Last Thursday, Daily Monitor reported a shortage of essential drugs at Bukeeri Health Centre III in Masaka District.
According to Dr Joseph Muwanga, the officer in charge of Bukeeri Health Centre III, most of the essential medicines to treat common diseases such as malaria, cough, pneumonia, diarrhoea and hypertension, are not readily available.
The district health officer, Dr Stuart Musisi, said the centre was waiting for the National Medical Stores to send a consignment of drugs to the district and that the last delivery had been made at the beginning of May. Those seeking treatment at the facility, which serves at least 12 villages, are now being referred to Buwunga Health Centre III, located about 12kms away.
As if the shortage is not bad enough, Buwunga Health Centre III to which Bukeeri is referring patients, has problems of its own. The centre is grappling with water shortage and power challenges as the solar system they have cannot power the refrigerator to preserve blood for transfusion, as well as providing enough light. The officer in charge of Buwunga Health Centre III, Ms Maria Nakayiki, revealed the matter has been reported to the authorities several times, but nothing has been done.
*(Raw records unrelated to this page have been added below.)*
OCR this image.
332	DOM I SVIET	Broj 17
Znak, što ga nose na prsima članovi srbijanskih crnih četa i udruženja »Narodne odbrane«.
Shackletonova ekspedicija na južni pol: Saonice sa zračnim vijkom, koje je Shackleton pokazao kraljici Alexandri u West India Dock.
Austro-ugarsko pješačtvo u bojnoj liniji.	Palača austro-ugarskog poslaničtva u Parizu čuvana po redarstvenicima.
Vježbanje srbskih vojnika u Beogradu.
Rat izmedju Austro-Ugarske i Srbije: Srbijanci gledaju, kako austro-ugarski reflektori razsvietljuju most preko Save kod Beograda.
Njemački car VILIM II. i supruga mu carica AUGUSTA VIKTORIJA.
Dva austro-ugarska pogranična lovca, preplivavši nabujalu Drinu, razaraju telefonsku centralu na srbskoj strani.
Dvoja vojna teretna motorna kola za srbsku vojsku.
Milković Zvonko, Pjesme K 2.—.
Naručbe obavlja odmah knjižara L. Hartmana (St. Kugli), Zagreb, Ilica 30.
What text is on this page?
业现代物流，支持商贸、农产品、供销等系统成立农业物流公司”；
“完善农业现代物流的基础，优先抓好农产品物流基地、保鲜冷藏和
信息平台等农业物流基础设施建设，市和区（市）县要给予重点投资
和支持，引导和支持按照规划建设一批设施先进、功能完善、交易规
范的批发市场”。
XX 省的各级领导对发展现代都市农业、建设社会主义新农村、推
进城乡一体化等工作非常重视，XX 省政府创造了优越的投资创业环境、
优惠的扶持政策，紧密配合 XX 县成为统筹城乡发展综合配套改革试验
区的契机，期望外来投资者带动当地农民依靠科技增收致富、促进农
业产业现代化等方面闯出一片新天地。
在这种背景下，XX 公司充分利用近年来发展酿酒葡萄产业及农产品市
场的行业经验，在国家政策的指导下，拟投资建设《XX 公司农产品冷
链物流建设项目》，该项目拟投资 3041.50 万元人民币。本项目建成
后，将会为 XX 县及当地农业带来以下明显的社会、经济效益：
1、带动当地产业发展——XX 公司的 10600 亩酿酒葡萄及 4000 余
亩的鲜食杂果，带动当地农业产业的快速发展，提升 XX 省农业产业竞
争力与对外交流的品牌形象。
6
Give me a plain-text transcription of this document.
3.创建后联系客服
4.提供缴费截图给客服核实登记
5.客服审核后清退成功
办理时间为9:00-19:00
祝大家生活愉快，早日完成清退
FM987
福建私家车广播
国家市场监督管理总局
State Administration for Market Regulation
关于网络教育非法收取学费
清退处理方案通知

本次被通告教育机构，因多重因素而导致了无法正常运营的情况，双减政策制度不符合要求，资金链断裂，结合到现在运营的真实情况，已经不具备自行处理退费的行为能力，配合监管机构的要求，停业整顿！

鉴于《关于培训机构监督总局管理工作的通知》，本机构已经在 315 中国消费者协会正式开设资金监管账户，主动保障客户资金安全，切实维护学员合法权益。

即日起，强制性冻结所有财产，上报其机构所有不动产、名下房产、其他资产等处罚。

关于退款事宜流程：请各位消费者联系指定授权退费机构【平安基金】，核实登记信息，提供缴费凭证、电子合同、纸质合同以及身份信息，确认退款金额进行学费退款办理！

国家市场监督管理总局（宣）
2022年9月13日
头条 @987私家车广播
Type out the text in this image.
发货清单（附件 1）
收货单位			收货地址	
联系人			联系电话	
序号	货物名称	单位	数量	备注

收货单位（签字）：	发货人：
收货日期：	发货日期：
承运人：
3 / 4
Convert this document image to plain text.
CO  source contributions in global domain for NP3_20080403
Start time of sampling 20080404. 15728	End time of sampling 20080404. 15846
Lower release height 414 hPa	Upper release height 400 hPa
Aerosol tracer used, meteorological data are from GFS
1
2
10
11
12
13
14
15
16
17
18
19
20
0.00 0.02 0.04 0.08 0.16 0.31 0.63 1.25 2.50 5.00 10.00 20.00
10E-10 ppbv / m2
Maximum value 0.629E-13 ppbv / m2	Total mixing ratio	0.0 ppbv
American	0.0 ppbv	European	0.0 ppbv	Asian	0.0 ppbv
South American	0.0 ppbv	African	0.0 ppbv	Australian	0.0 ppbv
Buwunga and Bukeeri health centres are just a few of the public health facilities that are struggling to serve rural communities across the country despite shortages and lack of funding and other kinds of facilitation. Many of these problems might never even be known to the public given the remote location of these public facilities.
It is, therefore, disturbing that Parliament has approved the creation of 65 new constituencies without first improving the quality of public service in the already existing constituencies. Members of Parliament argue that all 65 districts with one county be given a second constituency each to bring services closer to the people. This is not logical since even with fewer constituencies, such shortages as the one at Bukeeri Health Centre are common.
The usual excuse given for poor services at public facilities, especially in healthcare and education sectors, is lack of funds. How is it then that increasing government expenditure in terms of catering to an ever growing Parliament seems to be a walk in the park? Government should pay more attention to public services, especially at the grassroots. Delivery of drugs should be efficient without such lapses as to leave communities with nowhere to turn to for treatment and procurement of facilities such a more efficient power source to run the refrigerator at Buwunga Health Centre to preserve blood. Such public needs must not be ignored or unnecessarily delayed.
The issue: Healthcare
Our view: Government must pay more attention to the plight of public services at the grassroots. Delivery of drugs should be efficient without such lapses as to leave communities with nowhere to turn to for treatment.